Zwischen Hoffnung und wahnsinnigen Sorgen
Ob die Ravensburg Razorbacks in diesem Jahr noch American Football spielen dürfen, ist offen
RAVENSBURG - Eigentlich würden sich die Ravensburg Razorbacks gerne unverstellt auf ihre ersten Auftritte in der German Football League 1 Süd freuen. Doch von Euphorie und Vorfreude ist beim Aufsteiger nicht viel zu merken. Die Corona-Krise verhindert mindestens den für Anfang Mai geplanten Saisonstart um mehrere Wochen. Die schlimmsten Befürchtungen gehen so weit, dass in diesem Jahr gar nicht mehr gespielt wird.
„Ich hoffe, dass es zu einer Saison kommt“, gibt sich Oliver Billstein kämpferisch. Der Sportliche Leiter will nicht glauben, dass es womöglich gar kein American Football mehr geben wird in diesem Sommer. Er sieht aber auch die vielen Fragezeichen, die zwischen der jetzigen Situation und einem Saisonstart stehen. Noch deutlicher als Billstein wird Thomas Prüß, Vorsitzender des TSB Ravensburg – zu dem die Footballabteilung der Razorbacks gehört. „Ich mache mir wahnsinnige Sorgen“, sagt Prüß. Er rechnet damit, dass die jetzige Situation – es herrscht ein vollständiges Sportverbot – noch zwei oder drei Monate anhalten könnte. Dann wäre das Jahr weit vorangeschritten und an eine reguläre Saison eigentlich nicht mehr zu denken.
„Es ist ganz schwer für uns, die aktuelle Situation festzumachen“, sagt Billstein. Schon den gerade angedachten Saisonstart Ende Mai hält er für nicht umsetzbar. Denn in BadenWürttemberg könnte bis Mitte Juni jeglicher Spielbetrieb untersagt werden. Den Bayern geht es nicht besser. Bayern? In Kempten sollte das erste Saisonspiel gegen die Allgäu Comets stattfinden – eine Partie, auf die alle hinfieberten, seit der Spielplan bekannt war. Doch inzwischen hat sich die Corona-Krise so weit verschärft, dass ganz andere Fragen im Raum stehen.
Für den Sportlichen Leiter Billstein lautet eine zentrale: Welche Spieler wird er noch zur Verfügung haben, wenn doch noch eine Saison zustande kommen sollte? Denn die so wichtigen Importspieler sind gerade alle in den USA, um dort abzuwarten. Auch Quarterback Garrett Dellechiaie ist heim zu seiner Familie geflogen. Da diese Jungs aber auch auf das Gehalt durch ihr Engagement in der GFL vertraut hatten, könnte es jetzt sein, dass der eine oder andere sich nach einer alternativen Einnahmequelle umsieht – und sie findet. Ein Wechsel nach Ravensburg würde sich dann womöglich zerschlagen. „Das ist rechtlich möglich“, sagt Billstein. Die Verträge würden erst mit Saisonstart gültig.
Außerdem haben die Razorbacks sehr frühzeitig mit den anderen Importspielern Kontakt aufgenommen und mit ihnen den Verbleib im jeweiligen Heimatland geregelt. Soweit noch möglich war, wurden Flüge storniert, um Kosten einsparen zu können. „Alle Spieler hatten für unser Vorgehen Verständnis“, sagt Billstein. Zudem stimmten die angestellten Trainer laut Pressemitteilung einer Kurzarbeiterregelung zu. Wie alle Vereine der GFL unternehmen auch die Razorbacks alles, um nicht in finanzielle Schieflage zu geraten.

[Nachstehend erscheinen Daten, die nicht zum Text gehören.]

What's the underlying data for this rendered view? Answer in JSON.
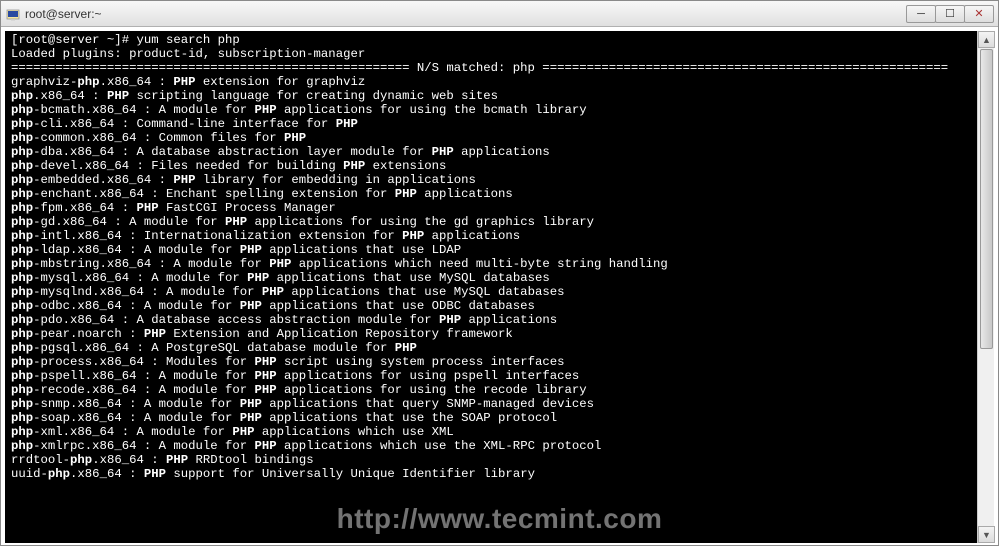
{
  "window": {
    "title": "root@server:~"
  },
  "prompt": {
    "user_host": "[root@server ~]# ",
    "command": "yum search php"
  },
  "loaded": "Loaded plugins: product-id, subscription-manager",
  "matched_label": " N/S matched: php ",
  "packages": [
    {
      "pkg": "graphviz-php.x86_64",
      "hl": [
        "php"
      ],
      "desc": " : PHP extension for graphviz",
      "dhl": [
        "PHP"
      ]
    },
    {
      "pkg": "php.x86_64",
      "hl": [
        "php"
      ],
      "desc": " : PHP scripting language for creating dynamic web sites",
      "dhl": [
        "PHP"
      ]
    },
    {
      "pkg": "php-bcmath.x86_64",
      "hl": [
        "php"
      ],
      "desc": " : A module for PHP applications for using the bcmath library",
      "dhl": [
        "PHP"
      ]
    },
    {
      "pkg": "php-cli.x86_64",
      "hl": [
        "php"
      ],
      "desc": " : Command-line interface for PHP",
      "dhl": [
        "PHP"
      ]
    },
    {
      "pkg": "php-common.x86_64",
      "hl": [
        "php"
      ],
      "desc": " : Common files for PHP",
      "dhl": [
        "PHP"
      ]
    },
    {
      "pkg": "php-dba.x86_64",
      "hl": [
        "php"
      ],
      "desc": " : A database abstraction layer module for PHP applications",
      "dhl": [
        "PHP"
      ]
    },
    {
      "pkg": "php-devel.x86_64",
      "hl": [
        "php"
      ],
      "desc": " : Files needed for building PHP extensions",
      "dhl": [
        "PHP"
      ]
    },
    {
      "pkg": "php-embedded.x86_64",
      "hl": [
        "php"
      ],
      "desc": " : PHP library for embedding in applications",
      "dhl": [
        "PHP"
      ]
    },
    {
      "pkg": "php-enchant.x86_64",
      "hl": [
        "php"
      ],
      "desc": " : Enchant spelling extension for PHP applications",
      "dhl": [
        "PHP"
      ]
    },
    {
      "pkg": "php-fpm.x86_64",
      "hl": [
        "php"
      ],
      "desc": " : PHP FastCGI Process Manager",
      "dhl": [
        "PHP"
      ]
    },
    {
      "pkg": "php-gd.x86_64",
      "hl": [
        "php"
      ],
      "desc": " : A module for PHP applications for using the gd graphics library",
      "dhl": [
        "PHP"
      ]
    },
    {
      "pkg": "php-intl.x86_64",
      "hl": [
        "php"
      ],
      "desc": " : Internationalization extension for PHP applications",
      "dhl": [
        "PHP"
      ]
    },
    {
      "pkg": "php-ldap.x86_64",
      "hl": [
        "php"
      ],
      "desc": " : A module for PHP applications that use LDAP",
      "dhl": [
        "PHP"
      ]
    },
    {
      "pkg": "php-mbstring.x86_64",
      "hl": [
        "php"
      ],
      "desc": " : A module for PHP applications which need multi-byte string handling",
      "dhl": [
        "PHP"
      ]
    },
    {
      "pkg": "php-mysql.x86_64",
      "hl": [
        "php"
      ],
      "desc": " : A module for PHP applications that use MySQL databases",
      "dhl": [
        "PHP"
      ]
    },
    {
      "pkg": "php-mysqlnd.x86_64",
      "hl": [
        "php"
      ],
      "desc": " : A module for PHP applications that use MySQL databases",
      "dhl": [
        "PHP"
      ]
    },
    {
      "pkg": "php-odbc.x86_64",
      "hl": [
        "php"
      ],
      "desc": " : A module for PHP applications that use ODBC databases",
      "dhl": [
        "PHP"
      ]
    },
    {
      "pkg": "php-pdo.x86_64",
      "hl": [
        "php"
      ],
      "desc": " : A database access abstraction module for PHP applications",
      "dhl": [
        "PHP"
      ]
    },
    {
      "pkg": "php-pear.noarch",
      "hl": [
        "php"
      ],
      "desc": " : PHP Extension and Application Repository framework",
      "dhl": [
        "PHP"
      ]
    },
    {
      "pkg": "php-pgsql.x86_64",
      "hl": [
        "php"
      ],
      "desc": " : A PostgreSQL database module for PHP",
      "dhl": [
        "PHP"
      ]
    },
    {
      "pkg": "php-process.x86_64",
      "hl": [
        "php"
      ],
      "desc": " : Modules for PHP script using system process interfaces",
      "dhl": [
        "PHP"
      ]
    },
    {
      "pkg": "php-pspell.x86_64",
      "hl": [
        "php"
      ],
      "desc": " : A module for PHP applications for using pspell interfaces",
      "dhl": [
        "PHP"
      ]
    },
    {
      "pkg": "php-recode.x86_64",
      "hl": [
        "php"
      ],
      "desc": " : A module for PHP applications for using the recode library",
      "dhl": [
        "PHP"
      ]
    },
    {
      "pkg": "php-snmp.x86_64",
      "hl": [
        "php"
      ],
      "desc": " : A module for PHP applications that query SNMP-managed devices",
      "dhl": [
        "PHP"
      ]
    },
    {
      "pkg": "php-soap.x86_64",
      "hl": [
        "php"
      ],
      "desc": " : A module for PHP applications that use the SOAP protocol",
      "dhl": [
        "PHP"
      ]
    },
    {
      "pkg": "php-xml.x86_64",
      "hl": [
        "php"
      ],
      "desc": " : A module for PHP applications which use XML",
      "dhl": [
        "PHP"
      ]
    },
    {
      "pkg": "php-xmlrpc.x86_64",
      "hl": [
        "php"
      ],
      "desc": " : A module for PHP applications which use the XML-RPC protocol",
      "dhl": [
        "PHP"
      ]
    },
    {
      "pkg": "rrdtool-php.x86_64",
      "hl": [
        "php"
      ],
      "desc": " : PHP RRDtool bindings",
      "dhl": [
        "PHP"
      ]
    },
    {
      "pkg": "uuid-php.x86_64",
      "hl": [
        "php"
      ],
      "desc": " : PHP support for Universally Unique Identifier library",
      "dhl": [
        "PHP"
      ]
    }
  ],
  "watermark": "http://www.tecmint.com"
}
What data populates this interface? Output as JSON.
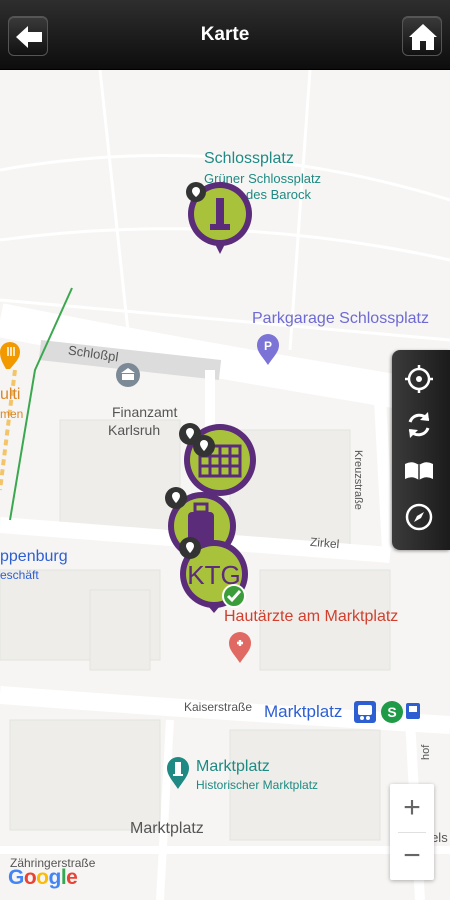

Auf den hauptamtlichen Cheftrainer Sebastian Fandert können die Razorbacks weiter vertrauen. Da ist nicht zuletzt Billstein sehr froh. Denn er konzentriert sich nach seinem großen Erfolg als Trainer der Aufstiegsmannschaft wieder ganz auf die Aufgabe als Sportlicher Leiter, weil sich das mit seiner Rolle als voll berufstätiger Familienvater besser vereinbaren lässt. „Super gut“gehe es ihm mit dem Zuständigkeitsbereich, den er schon innehatte, bevor er kurz vor Beginn der vergangenen Saison einsprang und die Razorbacks zur Meisterschaft führte.
Jetzt die Ravensburger Footballer in der ersten Liga zu begleiten, das Ziel Klassenerhalt anzupeilen – nichts würde Billstein gerade lieber machen. So aber muss er hoffen – auf die historische erste Saison der Ravensburg Razorbacks in der GFL Süd.